„Weiblichkeit statt Feminismus“ steht in Frakturschrift auf braunem Hintergrund. Darunter eine Frauenfigur, sie trägt blonde Zöpfe, rote Lippen, ein weiß-blau-gepunktetes Kleid und hebt ein blondes Kleinkind hoch.
Assoziation zum Dritten Reich
Es erinnere „an Flugblätter des Dritten Reiches“, sagt Katharina Scherke von der Uni Graz. Die Soziologin ordnet frauenfeindliche Strömungen für die steirische Antidiskriminierungsstelle ein. Dort werden aktuell mehr und mehr Fälle solcher Sticker im öffentlichen Raum gemeldet. „Sie kleben in Grazer Parks, Toilettenanlagen und auf Hausmauern“, sagt Daniela Grabovac, Leiterin der Präventionsstelle.

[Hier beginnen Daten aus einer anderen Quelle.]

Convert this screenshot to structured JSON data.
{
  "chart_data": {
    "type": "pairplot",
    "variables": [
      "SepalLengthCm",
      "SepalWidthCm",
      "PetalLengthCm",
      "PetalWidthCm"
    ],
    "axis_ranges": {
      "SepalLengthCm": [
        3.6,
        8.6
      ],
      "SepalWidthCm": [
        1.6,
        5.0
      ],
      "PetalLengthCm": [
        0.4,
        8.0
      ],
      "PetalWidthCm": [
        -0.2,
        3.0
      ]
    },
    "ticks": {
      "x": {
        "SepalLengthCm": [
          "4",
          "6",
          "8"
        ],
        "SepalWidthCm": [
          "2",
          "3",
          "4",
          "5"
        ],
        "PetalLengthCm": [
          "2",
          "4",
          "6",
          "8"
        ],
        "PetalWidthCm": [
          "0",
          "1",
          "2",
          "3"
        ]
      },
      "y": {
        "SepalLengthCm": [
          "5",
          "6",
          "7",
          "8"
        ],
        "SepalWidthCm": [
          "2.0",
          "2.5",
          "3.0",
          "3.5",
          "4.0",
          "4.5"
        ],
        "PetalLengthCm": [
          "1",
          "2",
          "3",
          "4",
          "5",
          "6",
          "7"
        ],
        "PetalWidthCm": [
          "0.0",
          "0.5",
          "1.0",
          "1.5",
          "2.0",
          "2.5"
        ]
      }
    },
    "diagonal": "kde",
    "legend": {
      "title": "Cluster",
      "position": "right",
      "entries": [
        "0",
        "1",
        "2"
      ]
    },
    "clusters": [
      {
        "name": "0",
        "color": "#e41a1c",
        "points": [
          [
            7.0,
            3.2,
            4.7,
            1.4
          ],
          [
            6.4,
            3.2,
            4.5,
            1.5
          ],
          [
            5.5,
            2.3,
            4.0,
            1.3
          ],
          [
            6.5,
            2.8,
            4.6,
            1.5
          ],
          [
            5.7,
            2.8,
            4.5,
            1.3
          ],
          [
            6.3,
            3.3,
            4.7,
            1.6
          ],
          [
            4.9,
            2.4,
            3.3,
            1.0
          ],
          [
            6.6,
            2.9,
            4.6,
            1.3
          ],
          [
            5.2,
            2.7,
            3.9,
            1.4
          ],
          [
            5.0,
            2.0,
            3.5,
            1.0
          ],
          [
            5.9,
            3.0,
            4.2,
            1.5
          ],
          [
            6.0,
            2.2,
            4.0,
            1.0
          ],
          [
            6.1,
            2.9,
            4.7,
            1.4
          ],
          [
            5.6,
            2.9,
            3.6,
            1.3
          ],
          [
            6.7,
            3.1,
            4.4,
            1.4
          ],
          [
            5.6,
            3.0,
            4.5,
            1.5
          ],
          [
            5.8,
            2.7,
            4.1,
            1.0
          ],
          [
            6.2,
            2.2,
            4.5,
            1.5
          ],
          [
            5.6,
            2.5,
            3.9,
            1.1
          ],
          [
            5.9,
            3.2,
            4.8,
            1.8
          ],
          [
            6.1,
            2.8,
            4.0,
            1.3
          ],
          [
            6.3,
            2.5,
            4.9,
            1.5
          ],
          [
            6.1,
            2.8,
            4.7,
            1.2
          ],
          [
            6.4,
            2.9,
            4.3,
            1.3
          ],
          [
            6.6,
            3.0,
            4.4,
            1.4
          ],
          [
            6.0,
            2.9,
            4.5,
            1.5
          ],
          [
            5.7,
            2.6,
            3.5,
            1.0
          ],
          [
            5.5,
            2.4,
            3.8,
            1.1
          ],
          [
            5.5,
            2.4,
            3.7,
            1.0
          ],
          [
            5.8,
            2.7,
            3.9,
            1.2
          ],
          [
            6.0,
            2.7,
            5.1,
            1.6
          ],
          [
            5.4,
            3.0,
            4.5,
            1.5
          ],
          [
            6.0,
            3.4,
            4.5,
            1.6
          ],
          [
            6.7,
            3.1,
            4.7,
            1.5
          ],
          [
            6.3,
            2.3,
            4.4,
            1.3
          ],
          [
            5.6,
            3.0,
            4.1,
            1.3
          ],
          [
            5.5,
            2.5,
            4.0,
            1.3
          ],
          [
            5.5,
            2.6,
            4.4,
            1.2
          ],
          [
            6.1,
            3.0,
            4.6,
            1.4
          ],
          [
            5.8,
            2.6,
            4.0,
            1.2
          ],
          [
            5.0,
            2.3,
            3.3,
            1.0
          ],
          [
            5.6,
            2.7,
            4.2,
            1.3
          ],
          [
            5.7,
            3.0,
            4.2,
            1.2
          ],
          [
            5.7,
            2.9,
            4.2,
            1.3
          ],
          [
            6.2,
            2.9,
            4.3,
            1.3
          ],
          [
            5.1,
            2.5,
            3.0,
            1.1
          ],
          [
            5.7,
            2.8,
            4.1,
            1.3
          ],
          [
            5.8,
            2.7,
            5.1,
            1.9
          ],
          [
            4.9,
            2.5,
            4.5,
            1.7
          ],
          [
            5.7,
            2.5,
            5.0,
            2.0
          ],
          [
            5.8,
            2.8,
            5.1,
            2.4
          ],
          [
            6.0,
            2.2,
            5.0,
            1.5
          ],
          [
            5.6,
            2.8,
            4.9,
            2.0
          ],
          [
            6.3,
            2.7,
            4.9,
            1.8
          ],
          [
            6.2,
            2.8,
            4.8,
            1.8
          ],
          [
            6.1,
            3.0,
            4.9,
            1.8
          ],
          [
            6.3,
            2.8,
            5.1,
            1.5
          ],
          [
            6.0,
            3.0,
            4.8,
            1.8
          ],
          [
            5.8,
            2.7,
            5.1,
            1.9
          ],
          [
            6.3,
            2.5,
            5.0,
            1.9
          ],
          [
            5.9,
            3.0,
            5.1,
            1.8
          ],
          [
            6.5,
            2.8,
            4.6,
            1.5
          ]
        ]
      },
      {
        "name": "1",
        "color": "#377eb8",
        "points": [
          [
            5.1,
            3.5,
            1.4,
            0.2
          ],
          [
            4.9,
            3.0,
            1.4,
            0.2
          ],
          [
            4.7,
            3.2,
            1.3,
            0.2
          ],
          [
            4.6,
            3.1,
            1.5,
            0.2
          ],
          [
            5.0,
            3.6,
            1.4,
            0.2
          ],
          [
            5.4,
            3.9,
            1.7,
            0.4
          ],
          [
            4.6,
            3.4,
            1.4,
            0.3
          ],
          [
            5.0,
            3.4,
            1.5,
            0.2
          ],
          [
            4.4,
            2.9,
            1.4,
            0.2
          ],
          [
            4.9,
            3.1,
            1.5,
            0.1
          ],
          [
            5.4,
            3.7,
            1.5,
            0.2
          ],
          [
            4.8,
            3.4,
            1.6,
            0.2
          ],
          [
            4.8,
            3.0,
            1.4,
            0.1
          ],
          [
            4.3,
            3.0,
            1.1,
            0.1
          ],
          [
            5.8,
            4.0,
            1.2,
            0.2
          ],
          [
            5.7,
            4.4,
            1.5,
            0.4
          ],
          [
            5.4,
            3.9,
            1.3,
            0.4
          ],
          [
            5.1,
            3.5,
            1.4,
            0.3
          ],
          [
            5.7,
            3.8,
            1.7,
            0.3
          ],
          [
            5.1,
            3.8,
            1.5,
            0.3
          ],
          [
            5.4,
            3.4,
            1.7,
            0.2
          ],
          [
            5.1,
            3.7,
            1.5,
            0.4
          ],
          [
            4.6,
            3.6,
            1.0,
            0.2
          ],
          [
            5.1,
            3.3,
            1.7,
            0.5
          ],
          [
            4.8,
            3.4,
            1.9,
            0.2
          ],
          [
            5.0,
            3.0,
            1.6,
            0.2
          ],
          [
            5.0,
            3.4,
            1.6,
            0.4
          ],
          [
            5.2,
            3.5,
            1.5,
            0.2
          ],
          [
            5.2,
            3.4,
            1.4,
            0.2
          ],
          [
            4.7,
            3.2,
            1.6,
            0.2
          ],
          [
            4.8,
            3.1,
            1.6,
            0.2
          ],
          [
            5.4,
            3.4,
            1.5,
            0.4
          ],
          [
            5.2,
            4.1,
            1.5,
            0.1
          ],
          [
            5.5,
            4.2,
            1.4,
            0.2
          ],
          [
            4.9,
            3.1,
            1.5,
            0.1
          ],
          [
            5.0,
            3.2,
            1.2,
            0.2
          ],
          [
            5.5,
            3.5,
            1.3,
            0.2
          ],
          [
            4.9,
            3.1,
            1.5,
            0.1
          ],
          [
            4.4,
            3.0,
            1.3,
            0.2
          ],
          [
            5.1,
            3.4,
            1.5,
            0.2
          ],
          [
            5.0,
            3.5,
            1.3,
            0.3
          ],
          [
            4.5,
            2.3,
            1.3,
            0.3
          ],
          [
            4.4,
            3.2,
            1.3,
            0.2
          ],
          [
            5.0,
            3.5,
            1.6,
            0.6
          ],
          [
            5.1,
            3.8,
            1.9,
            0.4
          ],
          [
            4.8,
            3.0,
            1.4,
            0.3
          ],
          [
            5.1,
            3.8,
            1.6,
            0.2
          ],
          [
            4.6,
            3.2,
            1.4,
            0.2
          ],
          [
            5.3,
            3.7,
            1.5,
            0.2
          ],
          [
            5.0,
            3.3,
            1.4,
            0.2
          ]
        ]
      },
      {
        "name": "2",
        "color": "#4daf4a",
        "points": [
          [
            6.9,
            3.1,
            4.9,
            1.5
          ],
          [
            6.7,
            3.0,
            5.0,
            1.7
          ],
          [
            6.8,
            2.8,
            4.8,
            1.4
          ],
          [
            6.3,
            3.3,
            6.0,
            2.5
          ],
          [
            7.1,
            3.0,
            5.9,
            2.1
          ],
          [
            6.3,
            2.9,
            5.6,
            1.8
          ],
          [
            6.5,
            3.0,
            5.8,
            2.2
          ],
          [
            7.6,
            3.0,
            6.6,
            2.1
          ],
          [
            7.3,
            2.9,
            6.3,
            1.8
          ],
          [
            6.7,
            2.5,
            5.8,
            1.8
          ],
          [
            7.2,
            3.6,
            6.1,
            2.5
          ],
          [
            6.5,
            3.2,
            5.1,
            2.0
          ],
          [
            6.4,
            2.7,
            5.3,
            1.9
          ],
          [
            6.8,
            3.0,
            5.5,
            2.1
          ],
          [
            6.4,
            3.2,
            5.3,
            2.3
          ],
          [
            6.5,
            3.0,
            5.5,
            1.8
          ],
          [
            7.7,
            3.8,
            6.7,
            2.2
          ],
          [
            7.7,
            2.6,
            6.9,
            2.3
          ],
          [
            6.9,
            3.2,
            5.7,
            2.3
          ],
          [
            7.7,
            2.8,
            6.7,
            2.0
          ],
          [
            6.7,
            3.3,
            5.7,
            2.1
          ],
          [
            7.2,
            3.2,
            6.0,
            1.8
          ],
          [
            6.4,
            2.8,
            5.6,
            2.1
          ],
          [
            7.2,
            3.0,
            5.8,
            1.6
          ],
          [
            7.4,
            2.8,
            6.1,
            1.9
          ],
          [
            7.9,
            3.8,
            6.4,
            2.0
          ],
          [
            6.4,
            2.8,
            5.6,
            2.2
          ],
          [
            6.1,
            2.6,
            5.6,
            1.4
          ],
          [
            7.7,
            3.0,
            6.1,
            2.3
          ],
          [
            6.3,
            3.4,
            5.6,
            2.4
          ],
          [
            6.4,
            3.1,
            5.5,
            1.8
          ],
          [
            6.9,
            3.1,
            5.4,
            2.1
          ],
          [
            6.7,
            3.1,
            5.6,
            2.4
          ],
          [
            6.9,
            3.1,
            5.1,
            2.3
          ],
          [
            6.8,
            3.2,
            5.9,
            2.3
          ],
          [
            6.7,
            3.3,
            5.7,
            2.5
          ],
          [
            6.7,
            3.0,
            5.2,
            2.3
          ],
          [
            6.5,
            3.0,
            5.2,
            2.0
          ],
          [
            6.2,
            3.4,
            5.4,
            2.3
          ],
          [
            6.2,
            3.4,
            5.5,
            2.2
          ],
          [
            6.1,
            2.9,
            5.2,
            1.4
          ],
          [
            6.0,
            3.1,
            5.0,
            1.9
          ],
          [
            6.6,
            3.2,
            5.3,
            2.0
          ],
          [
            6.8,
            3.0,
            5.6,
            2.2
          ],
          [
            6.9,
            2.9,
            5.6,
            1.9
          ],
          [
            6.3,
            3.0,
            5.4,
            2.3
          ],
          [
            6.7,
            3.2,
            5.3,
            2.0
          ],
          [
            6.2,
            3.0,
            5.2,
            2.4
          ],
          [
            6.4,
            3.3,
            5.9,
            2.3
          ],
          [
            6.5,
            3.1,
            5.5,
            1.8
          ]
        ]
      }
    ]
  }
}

Ein reduziertes Bild der Frau
Grabovac fürchtet „einen Backlash in die 50er-Jahre“. Bis vor kurzem gab es solche Sticker nicht in Graz. Die Botschaft sei klar, Frauen sollen Mütter werden und gehören hinter den Herd. Das Problem sei, dass „durch die Zeichnung Weiblichkeit mit Mutterschaft gleichgesetzt wird, was das Frausein auf eine einzige Dimension reduziert“, erklärt Soziologin Scherke.
Das Feminismus-Dilemma
Bedenklich findet Scherke, abgesehen von der Assoziation zu NS-Flyern: „Die Kernaussage suggeriert einen Gegensatz zwischen Weiblichkeit und Feminismus. Damit wird dem Feminismus eine Haltung untergeschoben, die nichts mit den Inhalten des Feminismus oder feministischer Strömungen zu tun hat.“ Feminismus habe die Gleichberechtigung aller Menschen zum Ziel und wolle Diskriminierung beziehungsweise Sexismus entgegenwirken.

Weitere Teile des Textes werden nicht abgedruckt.